Further, each additional depressive episode increasing the risk by 15%. Predictors based on MDD time course have been associated with TRD before and have been recently suggested as viable markers for prediction of long term outcome and symptom severity of MDD by several multivariate models 8, 21, 27, 33, 34. We also computed a binomial predictor for recurrent vs. single episode depression similar to the TRD‐I (P > 0.05, OR = 1.51). Based on these results, we suggest that the absolute number of episodes may be the more advantageous predictor for TRD. Early age of onset and time of hospitalization did not yield significant results in this analysis, contrary to our previous results and other reports 8, 27.

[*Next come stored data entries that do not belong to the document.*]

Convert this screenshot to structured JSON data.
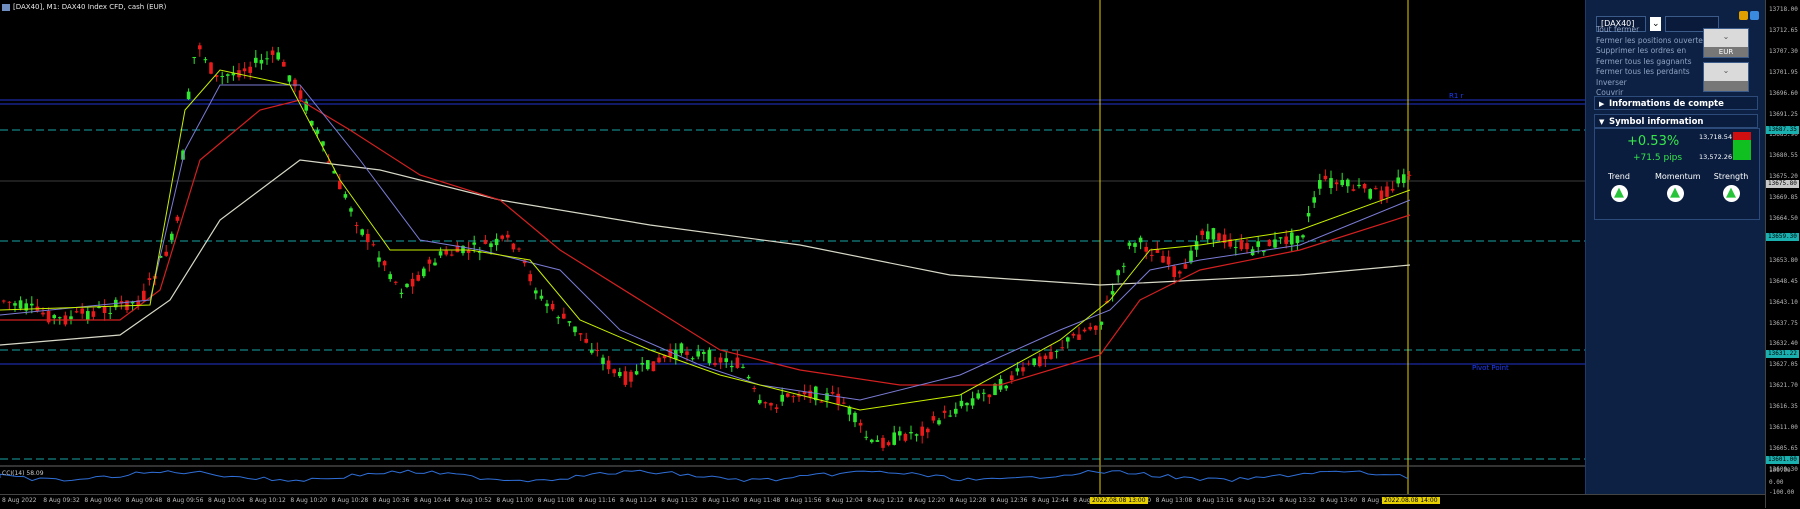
{
  "window": {
    "title": "[DAX40], M1: DAX40 Index CFD, cash (EUR)"
  },
  "chart": {
    "colors": {
      "bull": "#2ee62e",
      "bear": "#e81a1a",
      "ma_fast": "#c8f000",
      "ma_slow": "#7b7bd6",
      "ma_red": "#d42020",
      "ma_white": "#d8d8c8",
      "level": "#1aa3a3",
      "vline": "#e6d000",
      "blue_line": "#2233cc"
    },
    "labels": {
      "r1": "R1 r",
      "pivot": "Pivot Point"
    },
    "oscillator_label": "CCI(14) 58.09"
  },
  "price_axis": {
    "ticks": [
      "13718.00",
      "13712.65",
      "13707.30",
      "13701.95",
      "13696.60",
      "13691.25",
      "13685.90",
      "13680.55",
      "13675.20",
      "13669.85",
      "13664.50",
      "13659.15",
      "13653.80",
      "13648.45",
      "13643.10",
      "13637.75",
      "13632.40",
      "13627.05",
      "13621.70",
      "13616.35",
      "13611.00",
      "13605.65",
      "13600.30"
    ],
    "tags": [
      {
        "text": "13687.35",
        "color": "#1ab0b0"
      },
      {
        "text": "13675.80",
        "color": "#c8c8c8"
      },
      {
        "text": "13659.30",
        "color": "#1ab0b0"
      },
      {
        "text": "13631.22",
        "color": "#1ab0b0"
      },
      {
        "text": "13601.00",
        "color": "#1ab0b0"
      }
    ],
    "osc_ticks": [
      "100.00",
      "0.00",
      "-100.00"
    ]
  },
  "time_axis": {
    "labels": [
      "8 Aug 2022",
      "8 Aug 09:32",
      "8 Aug 09:40",
      "8 Aug 09:48",
      "8 Aug 09:56",
      "8 Aug 10:04",
      "8 Aug 10:12",
      "8 Aug 10:20",
      "8 Aug 10:28",
      "8 Aug 10:36",
      "8 Aug 10:44",
      "8 Aug 10:52",
      "8 Aug 11:00",
      "8 Aug 11:08",
      "8 Aug 11:16",
      "8 Aug 11:24",
      "8 Aug 11:32",
      "8 Aug 11:40",
      "8 Aug 11:48",
      "8 Aug 11:56",
      "8 Aug 12:04",
      "8 Aug 12:12",
      "8 Aug 12:20",
      "8 Aug 12:28",
      "8 Aug 12:36",
      "8 Aug 12:44",
      "8 Aug 12:52",
      "8 Aug 13:00",
      "8 Aug 13:08",
      "8 Aug 13:16",
      "8 Aug 13:24",
      "8 Aug 13:32",
      "8 Aug 13:40",
      "8 Aug 13:48",
      "8 Aug 13:56"
    ],
    "highlights": [
      "2022.08.08 13:00",
      "2022.08.08 14:00"
    ]
  },
  "panel": {
    "symbol": "[DAX40]",
    "menu": [
      "Tout fermer",
      "Fermer les positions ouvertes",
      "Supprimer les ordres en",
      "Fermer tous les gagnants",
      "Fermer tous les perdants",
      "Inverser",
      "Couvrir"
    ],
    "spin1": {
      "top": "",
      "bottom": "EUR"
    },
    "spin2": {
      "top": "",
      "bottom": ""
    },
    "account_header": "Informations de compte",
    "symbol_header": "Symbol information",
    "change_pct": "+0.53%",
    "change_pips": "+71.5 pips",
    "high": "13,718.54",
    "low": "13,572.26",
    "indicators": [
      {
        "label": "Trend"
      },
      {
        "label": "Momentum"
      },
      {
        "label": "Strength"
      }
    ]
  }
}
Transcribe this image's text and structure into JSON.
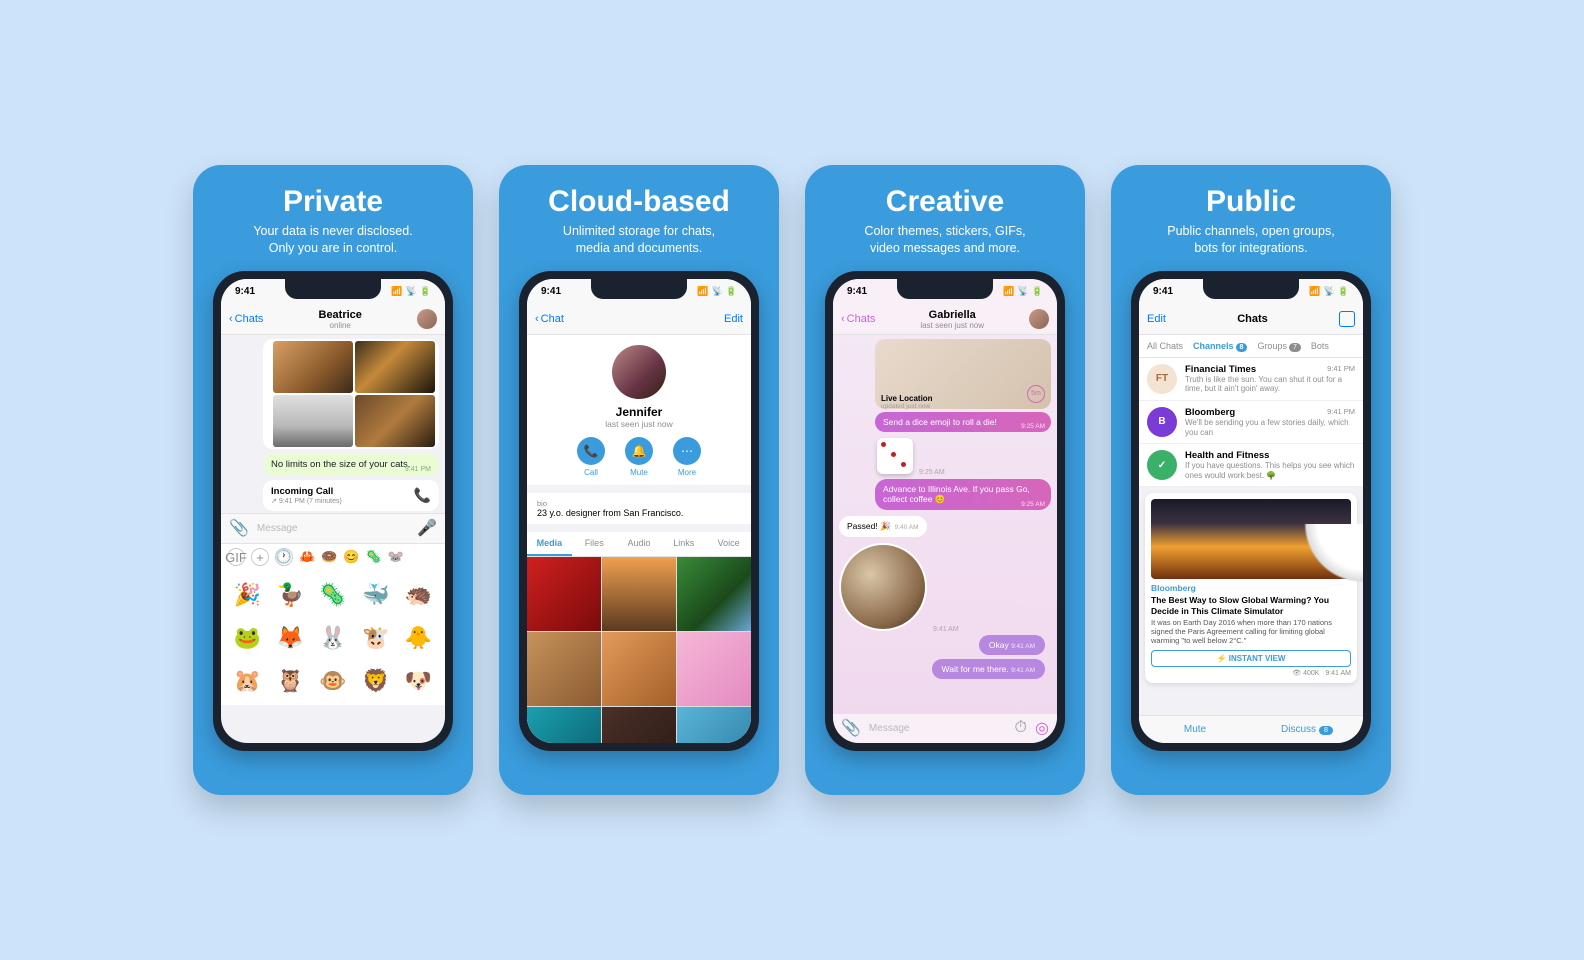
{
  "status_time": "9:41",
  "cards": [
    {
      "title": "Private",
      "subtitle1": "Your data is never disclosed.",
      "subtitle2": "Only you are in control.",
      "nav_back": "Chats",
      "contact_name": "Beatrice",
      "contact_status": "online",
      "message1": "No limits on the size of your cats.",
      "message1_time": "9:41 PM",
      "call_label": "Incoming Call",
      "call_meta": "9:41 PM (7 minutes)",
      "input_placeholder": "Message"
    },
    {
      "title": "Cloud-based",
      "subtitle1": "Unlimited storage for chats,",
      "subtitle2": "media and documents.",
      "nav_back": "Chat",
      "nav_edit": "Edit",
      "name": "Jennifer",
      "seen": "last seen just now",
      "action_call": "Call",
      "action_mute": "Mute",
      "action_more": "More",
      "bio_label": "bio",
      "bio_text": "23 y.o. designer from San Francisco.",
      "tabs": [
        "Media",
        "Files",
        "Audio",
        "Links",
        "Voice"
      ]
    },
    {
      "title": "Creative",
      "subtitle1": "Color themes, stickers, GIFs,",
      "subtitle2": "video messages and more.",
      "nav_back": "Chats",
      "contact_name": "Gabriella",
      "contact_status": "last seen just now",
      "live_location": "Live Location",
      "live_updated": "updated just now",
      "live_badge": "5m",
      "msg_dice": "Send a dice emoji to roll a die!",
      "dice_time": "9:25 AM",
      "after_dice_time": "9:25 AM",
      "msg_advance": "Advance to Illinois Ave. If you pass Go, collect coffee 😊",
      "advance_time": "9:25 AM",
      "msg_passed": "Passed! 🎉",
      "passed_time": "9:40 AM",
      "video_time": "9:41 AM",
      "msg_okay": "Okay",
      "okay_time": "9:41 AM",
      "msg_wait": "Wait for me there.",
      "wait_time": "9:41 AM",
      "input_placeholder": "Message"
    },
    {
      "title": "Public",
      "subtitle1": "Public channels, open groups,",
      "subtitle2": "bots for integrations.",
      "nav_edit": "Edit",
      "nav_title": "Chats",
      "filters": {
        "all": "All Chats",
        "channels": "Channels",
        "channels_badge": "8",
        "groups": "Groups",
        "groups_badge": "7",
        "bots": "Bots"
      },
      "rows": [
        {
          "av": "FT",
          "name": "Financial Times",
          "time": "9:41 PM",
          "msg": "Truth is like the sun. You can shut it out for a time, but it ain't goin' away."
        },
        {
          "av": "B",
          "name": "Bloomberg",
          "time": "9:41 PM",
          "msg": "We'll be sending you a few stories daily, which you can"
        },
        {
          "av": "✓",
          "name": "Health and Fitness",
          "time": "",
          "msg": "If you have questions. This helps you see which ones would work best. 🌳"
        }
      ],
      "article": {
        "source": "Bloomberg",
        "headline": "The Best Way to Slow Global Warming? You Decide in This Climate Simulator",
        "desc": "It was on Earth Day 2016 when more than 170 nations signed the Paris Agreement calling for limiting global warming \"to well below 2°C.\"",
        "instant_view": "⚡ INSTANT VIEW",
        "views": "400K",
        "time": "9:41 AM"
      },
      "bottom_mute": "Mute",
      "bottom_discuss": "Discuss",
      "bottom_discuss_badge": "8"
    }
  ]
}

Regarding somatic comorbidities, no association was shown either in TRD‐I or TRD‐III. Contrary to reports from other groups as the National Institute of Mental Health‐sponsored Sequenced Treatment Alternatives to Relieve Depression (STAR*D), the GSRD data therefore do not support contribution of somatic disorders to TRD 35, 36.

Nevertheless, our findings largely agree with extensive work performed within the STAR*D trial. Baseline symptom severity, longer index episodes, and comorbid anxiety disorders were all associated with lower remission rates in STAR*D 37. A multivariate prediction model computed for STAR*D highlighted the number of depressive episodes, psychotic symptoms, and baseline severity score among the most predictive for TRD 23. Other predictors associated with TRD here could not be compared to STAR*D as only outpatients were recruited, and severe suicidality was regarded as exclusion criterion.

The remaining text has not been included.